Winkler Prins Encyclopedie

E. de Bruyne, G.B.J. Hiltermann en H.R. Hoetink (1947)

Gepubliceerd op 04-07-2022

Humboldtbaai

betekenis & definitie

is de naam van een inham op de noordkust van Nederlands Nieuw-Guinea. De baai, die naar het N.O. is geopend, ligt op ca 30 km van de grens met Australisch Nieuw-Guinea.

Aan de N.W.-oever waar de baai een kleinere inham, met wat grotere diepte dan de hoofdbaai, omsluit, ligt Hollandia, de hoofdplaats van Nederlands Nieuw-Guinea. Overdag waait daar bijna altijd zeewind, in de avond is soms de landwind merkbaar.De KUNST van de Humboldtbaai kenmerkt zich door een opvallende volheid en rondheid van vormen, waardoor de indruk wordt gewekt van evenwichtigheid en rust, verder door het overvloedig gebruik van kleuren (zwart, rood, wit, oker), zulks in tegenstelling met het stijlgebied van de Geelvinkbaai. De kleuren worden meestal in grote vlakken opgebracht. Ook in de (ingesneden of ingebrande) ornamentatie van kalebassen en bamboekokers komt deze evenwichtigheid naar voren. Genoemd moeten verder nog worden: betrekkelijk grote, ongeveer kogelronde potten van aardewerk, waarvan de bodem aan de buitenzijde versierd is met een tekening in wit, zwart, rood en/of oker. De tekeningen zijn een zeer knappe stilering van een visachtig dier, opgebouwd uit scherp getrokken, rechte lijnen, en daardoor van een karakter dat sterk afwijkt van de rest van de kunst uit dit stijlgebied.

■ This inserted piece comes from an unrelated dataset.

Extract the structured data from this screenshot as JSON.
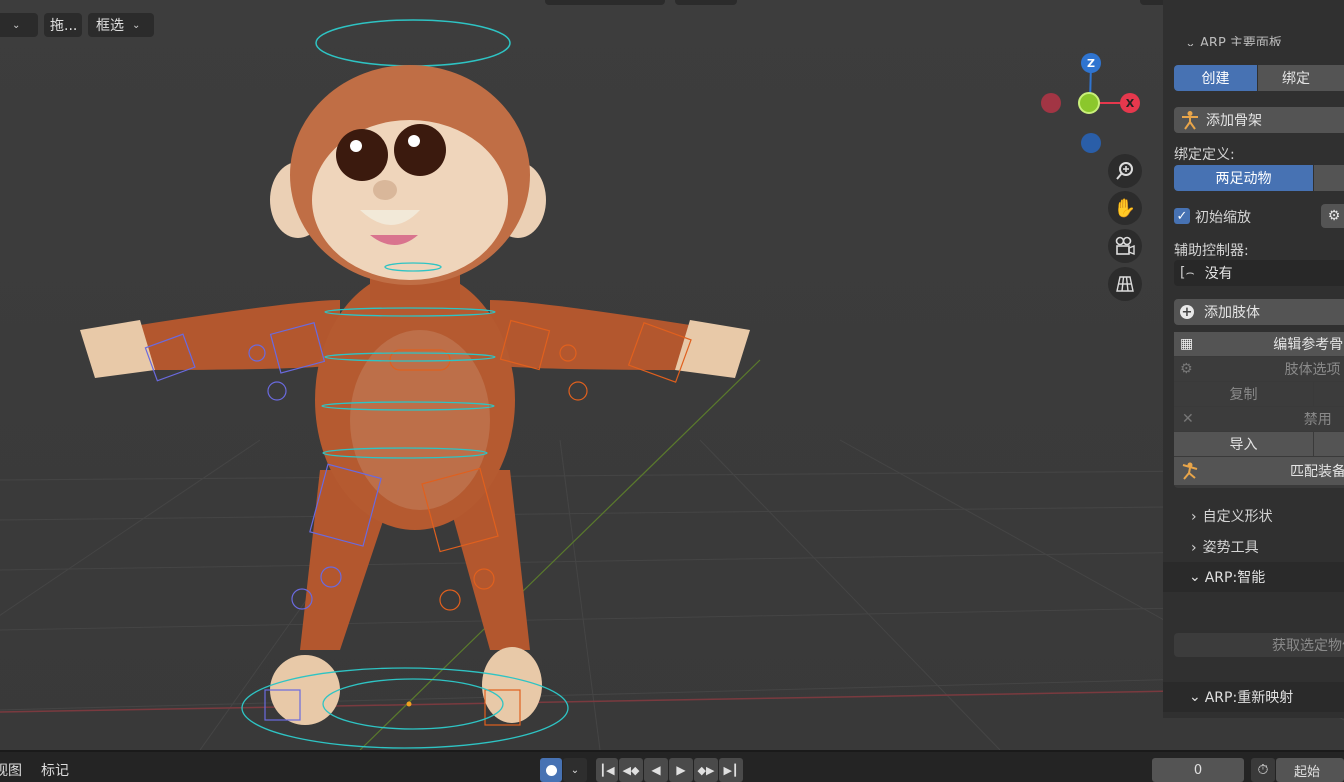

De Humboldtbaai-stijl wordt aangetroffen in het kustgebied van even ten O. van de Humboldtbaai tot ongeveer de monding van de Mamberamorivier (Kaap d’Urville) in het W., alsmede de voor dit kustgedeelte gelegen eilandjes. Hoe diep het stijlgebied het binnenland binnendringt is nog onbekend. Van een rechtstreekse beïnvloeding van Indonesië uit valt weinig meer te bespeuren. Wel doet het overvloedige gebruik van kleuren verband vermoeden met meer oostelijke gebieden van Nieuw-Guinea (bijv. Sepik-riviergebied).

Lit.: Nova Guinea, Uitkomsten der Ned. Nieuw-Guinea Expeditie in 1903, dl III, Ethnography and Anthropology by G. A. J. van der Sande (Leiden 1907).